Утро, забрезжившее наконец серым светом, не принесло облегчения. Шторм, словно одержимый местью и злобой, трепал их весь день и следующую ночь, показавшейся бесконечной адской мукой.

На третий день море по-прежнему оставалось бурным, а на горизонте все так же громоздились тучи. Они потеряли стеньгу, им пришлось спустить за борт плавучий якорь. Сквозь обшивку во многих местах сочилась вода, которую приходилось откачивать помпами круглые сутки. Тем не менее судно, на их счастье, оставалось на плаву, словно затычка от винной бочки. В обложенном кирпичами очаге снова развели погасший во время шторма огонь, и матросы сгрудились вокруг него, чтобы насладиться горячей пищей и глотком рома, прежде чем опять начать трудиться над спутанным такелажем, поврежденными швами обшивки и над мокрыми парусами.

Валькур, как узнала Фелиситэ, смог съесть немного отварного мяса и бульона. Ночью в тучах образовался прогал, и в нем заблестели звезды, свет которых отражался на поверхности воды. Капитан тут же поднялся на палубу с секстаном. После необходимых вычислений он убедился, что судно благодаря смене направления ветра не настолько отклонилось от намеченного курса, как можно было ожидать — словом, их плавание продолжалось.

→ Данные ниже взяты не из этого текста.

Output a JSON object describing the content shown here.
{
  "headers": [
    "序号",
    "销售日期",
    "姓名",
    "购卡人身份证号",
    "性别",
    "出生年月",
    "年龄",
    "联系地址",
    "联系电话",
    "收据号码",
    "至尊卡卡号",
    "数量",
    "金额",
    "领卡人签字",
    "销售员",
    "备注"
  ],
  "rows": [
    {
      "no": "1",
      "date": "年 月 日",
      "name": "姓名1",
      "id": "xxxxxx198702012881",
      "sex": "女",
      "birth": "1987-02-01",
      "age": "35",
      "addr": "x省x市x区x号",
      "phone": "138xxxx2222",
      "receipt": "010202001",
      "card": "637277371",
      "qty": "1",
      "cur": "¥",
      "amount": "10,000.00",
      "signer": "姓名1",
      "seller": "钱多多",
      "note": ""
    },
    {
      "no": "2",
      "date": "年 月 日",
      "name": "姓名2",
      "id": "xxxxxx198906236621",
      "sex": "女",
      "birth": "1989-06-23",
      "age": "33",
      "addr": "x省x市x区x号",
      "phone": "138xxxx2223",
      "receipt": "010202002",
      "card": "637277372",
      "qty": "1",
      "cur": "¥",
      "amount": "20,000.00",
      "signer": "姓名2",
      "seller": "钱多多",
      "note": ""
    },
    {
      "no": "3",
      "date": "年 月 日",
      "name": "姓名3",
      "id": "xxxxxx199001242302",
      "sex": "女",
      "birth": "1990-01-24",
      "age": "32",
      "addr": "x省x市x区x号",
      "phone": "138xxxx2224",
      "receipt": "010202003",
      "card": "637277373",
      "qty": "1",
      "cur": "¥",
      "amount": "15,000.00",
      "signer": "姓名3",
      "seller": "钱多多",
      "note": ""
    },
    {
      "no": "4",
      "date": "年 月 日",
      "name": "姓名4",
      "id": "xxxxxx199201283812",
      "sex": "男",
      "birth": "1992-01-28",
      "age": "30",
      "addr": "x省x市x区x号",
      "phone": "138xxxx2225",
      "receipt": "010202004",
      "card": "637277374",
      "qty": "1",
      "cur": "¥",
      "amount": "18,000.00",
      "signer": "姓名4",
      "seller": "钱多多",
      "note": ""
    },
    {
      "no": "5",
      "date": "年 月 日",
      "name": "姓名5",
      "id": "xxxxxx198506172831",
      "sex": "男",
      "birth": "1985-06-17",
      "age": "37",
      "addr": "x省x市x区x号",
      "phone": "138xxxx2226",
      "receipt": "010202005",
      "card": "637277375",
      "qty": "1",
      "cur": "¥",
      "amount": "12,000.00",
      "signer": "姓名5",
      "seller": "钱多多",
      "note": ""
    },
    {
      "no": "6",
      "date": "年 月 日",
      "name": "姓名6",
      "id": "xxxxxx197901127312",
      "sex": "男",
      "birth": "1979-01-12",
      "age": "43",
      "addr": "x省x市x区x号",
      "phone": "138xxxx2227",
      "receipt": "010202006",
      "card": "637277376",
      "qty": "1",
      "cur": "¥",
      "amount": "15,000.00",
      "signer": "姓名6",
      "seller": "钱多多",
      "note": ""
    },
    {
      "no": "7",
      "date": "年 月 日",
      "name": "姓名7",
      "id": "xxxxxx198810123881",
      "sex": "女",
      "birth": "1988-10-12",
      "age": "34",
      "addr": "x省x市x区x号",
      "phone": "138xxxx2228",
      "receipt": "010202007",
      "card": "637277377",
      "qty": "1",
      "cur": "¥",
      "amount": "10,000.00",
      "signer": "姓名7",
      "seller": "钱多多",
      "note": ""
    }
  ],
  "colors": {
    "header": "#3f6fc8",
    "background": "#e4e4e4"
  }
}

Фелиситэ стояла у перил, подставив лицо теплому влажному бризу. В надетом поверх сорочки жилете ей было немного жарко. На лбу и на спине у нее выступили капельки пота, однако она, похоже, стала понемногу привыкать к морской погоде. Фелиситэ только что отстояла вахту у помпы. Сейчас ей хотелось отдохнуть после физического напряжения, чтобы восстановить силы.

Никто не ждал от нее помощи и не приказывал ей работать вместе с экипажем. Она сама так решила, увидев косые неприязненные взгляды матросов, направленные в ее сторону. В мужском костюме она выглядела совсем неоперившимся юнцом, не старше пятнадцати лет, поэтому на судне мало кто рассчитывал на то, что она станет работать наравне с остальными, однако ей самой следовало проявить инициативу.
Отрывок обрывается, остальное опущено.